The Nambudiripad accordingly bedecked and bedraped himself with the coat and a shawl, with a cap, rings and gold studded sabots. Then, accompanied by Cherusheri and Kesavan Nambudiri, and escorted by a troop of servants and others who were assembled in group here and there on his route, he proceeded to the front of the verandah of the Puvarangu house. Panchu Menon immediately came down the steps, conducted the Nambudiripad into the great square hall, seated him in a capacious chair, and stood before him with all the ostentatious humility usually shown to kings.
"Does Indulekha’s villa adjoin this place?" asked the Nambudiripad.
"Yes, may it please you," answered Panchu Menon. "The villa is just outside the west gate of the south wing. But I think it would be well first to give notice of your gracious advent. Where’s Kesavan Nambudiri, I wonder?"
As he spoke, Kesavan Nambudiri came bustling in and, saying that he would be back in an instant after telling Indulekha, bustled out again.
Indulekha was writing a letter when the Nambudiri reached her room and, warned by instinct that his arrival heralded a bitter hour of trial, she stopped abruptly and, rising, asked why she was favoured with his presence.
"He has finished eating," panted Kesavan Nambudiri. "He wants to see you, lndulekha. He and your grandfather are down below. May I ask him up?"
"Oh, let him come," said Indulekha.
"Remember, Indulekha, he is a very great Nambudiripad. Of course, you know quite well how you ought to speak to him."

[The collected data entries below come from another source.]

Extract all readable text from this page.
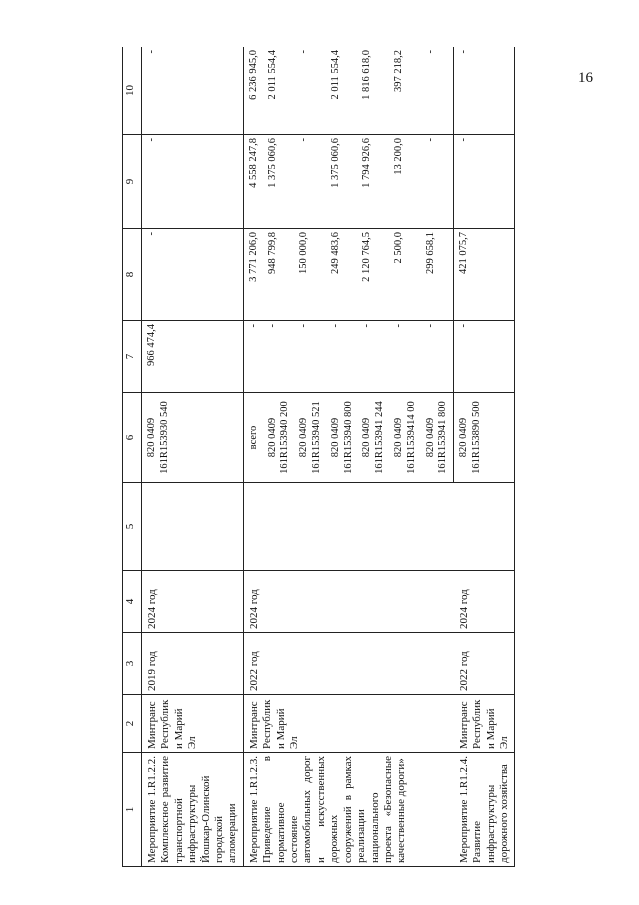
16
1	2	3	4	5	6	7	8	9	10
Мероприятие 1.R1.2.2. Комплексное развитие транспортной инфраструктуры Йошкар-Олинской городской агломерации	Минтранс Республики Марий Эл	2019 год	2024 год		820 0409 161R153930 540	966 474,4	-	-	-
Мероприятие 1.R1.2.3. Приведение в нормативное состояние автомобильных дорог и искусственных дорожных сооружений в рамках реализации национального проекта «Безопасные качественные дороги»	Минтранс Республики Марий Эл	2022 год	2024 год		всего	-	3 771 206,0	4 558 247,8	6 236 945,0
					820 0409 161R153940 200	-	948 799,8	1 375 060,6	2 011 554,4
					820 0409 161R153940 521	-	150 000,0	-	-
					820 0409 161R153940 800	-	249 483,6	1 375 060,6	2 011 554,4
					820 0409 161R153941 244	-	2 120 764,5	1 794 926,6	1 816 618,0
					820 0409 161R1539414 00	-	2 500,0	13 200,0	397 218,2
					820 0409 161R153941 800	-	299 658,1	-	-
Мероприятие 1.R1.2.4. Развитие инфраструктуры дорожного хозяйства	Минтранс Республики Марий Эл	2022 год	2024 год		820 0409 161R153890 500	-	421 075,7	-	-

"Indeed, I know nothing of the kind," said Indulekha. "I have not the slightest idea how to address him. Perhaps it would be better if he did not come to see me at all."
"Oh dear, oh dear," ejaculated Kesavan Nambudiri. "Speak to him just as you like, Indulekha."
"That is exactly what I intend to do," responded Indulekha, and Kesavan Nambudiri hastened away to invite the Nambudiripad upstairs.